Davis claims that her show follows a New York City public school, in which the principal hires filmmakers to film a documentary of the school. She details a series focusing on a principal convinced everything is going well, that the show is well-controlled and that the "teachers and students will adhere to her agents." But the teachers, staff and students have their own agenda. The main character, named Ms. David, is a "young, idealistic teacher hoping to get tenure but also trying to convince everyone that the school needs to be reformed."
Created by and starring Brunson, the half-hour mockumentary-style series follows a group of dedicated and passionate teachers -- and a slightly tone-deaf principal -- at a Philadelphia public school where, despite the odds stacked against them, they're determined to help their students succeed in life. Although the educators are outnumbered and underfunded, they love what they do -- even if they don't particularly care for the school district's less-than-stellar attitude toward educating children.
The series also stars Tyler James Williams as Gregory Eddie, Janelle James as Ava Coleman, Chris Perfetti as Jacob Hill, Lisa Ann Walter as Melissa Schemmenti and Sheryl Lee Ralph as Barbara Howard. Brunson serves as writer and executive producer alongside Justin Halpern and Patrick Schumacker.
Davis is seeking damages of an unspecified amount, demanding that "Brunson and ABC turn over all profits they made from the show," as well as a jury trial.
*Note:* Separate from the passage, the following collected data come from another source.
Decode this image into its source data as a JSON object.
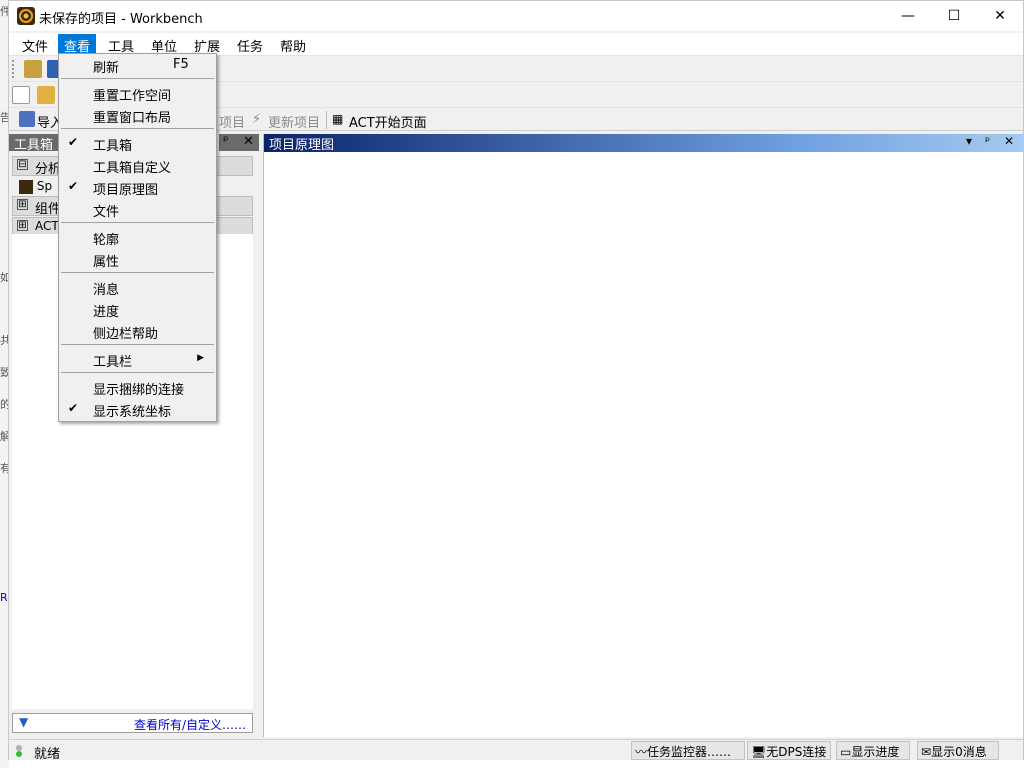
{
  "background_fragments": [
    "件",
    "告",
    "如",
    "共",
    "致",
    "的",
    "解",
    "有",
    "R"
  ],
  "window": {
    "title": "未保存的项目 - Workbench",
    "controls": {
      "minimize": "—",
      "maximize": "☐",
      "close": "✕"
    }
  },
  "menubar": {
    "items": [
      "文件",
      "查看",
      "工具",
      "单位",
      "扩展",
      "任务",
      "帮助"
    ],
    "active": "查看"
  },
  "toolbar3": {
    "import_label": "导入",
    "project_label": "项目",
    "update_label": "更新项目",
    "act_start_label": "ACT开始页面"
  },
  "toolbox": {
    "title": "工具箱",
    "pin": "ᵖ",
    "close": "✕",
    "groups": [
      {
        "sign": "⊟",
        "label": "分析"
      },
      {
        "sign": "⊞",
        "label": "组件"
      },
      {
        "sign": "⊞",
        "label": "ACT"
      }
    ],
    "item_label": "Sp",
    "filter_link": "查看所有/自定义……"
  },
  "schematic": {
    "title": "项目原理图",
    "ctl_dropdown": "▾",
    "ctl_pin": "ᵖ",
    "ctl_close": "✕"
  },
  "view_menu": {
    "refresh": {
      "label": "刷新",
      "shortcut": "F5"
    },
    "reset_workspace": "重置工作空间",
    "reset_layout": "重置窗口布局",
    "toolbox": {
      "label": "工具箱",
      "checked": true
    },
    "toolbox_custom": "工具箱自定义",
    "project_schematic": {
      "label": "项目原理图",
      "checked": true
    },
    "files": "文件",
    "outline": "轮廓",
    "properties": "属性",
    "messages": "消息",
    "progress": "进度",
    "sidebar_help": "侧边栏帮助",
    "toolbars": "工具栏",
    "show_connections": "显示捆绑的连接",
    "show_coords": {
      "label": "显示系统坐标",
      "checked": true
    },
    "check_glyph": "✔",
    "submenu_arrow": "▶"
  },
  "statusbar": {
    "status": "就绪",
    "task_monitor": "任务监控器……",
    "dps": "无DPS连接",
    "show_progress": "显示进度",
    "messages": "显示0消息"
  }
}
The suit alleges that in mid-June and July of 2020, Davis contacted Shavon Sullivan Wright and Cherisse Parks at Blue Parks Productions in Los Angeles and had three meetings regarding This School Year. Davis claims the producers showed her script to Hulu and, a few months later, Abbott Elementary started filming. Neither producer is connected to Brunson's series.
ET has reached out to Brunson and ABC for comment.
Brunson's multiple duties scored her three nominations, including Outstanding Comedy Series, Lead Actress in a Comedy and Outstanding Writing for a Comedy Series. The nods make the former A Black Lady Sketch Show star the first Black woman to receive three Emmy noms for the same comedy series. Michaela Coel earned a similar accolade last year, scoring four noms for the limited series I May Destroy You.
If Brunson were to win either Lead Actress in a comedy and Outstanding Writing for a Comedy Series, she would be the second Black woman to win either category, ever. Isabel Sanford won the former in 1981 for her iconic role as Louise on CBS' The Jeffersons and Lena Waithe won the latter alongside co-writer Aziz Ansari in 2017 for Netflix's Master of None.
And only one Black person has won Emmy's top comedy category -- Winifred Hervey for The Golden Girls in 1987. Bunson's nomination puts her in the lead to make history in three ways.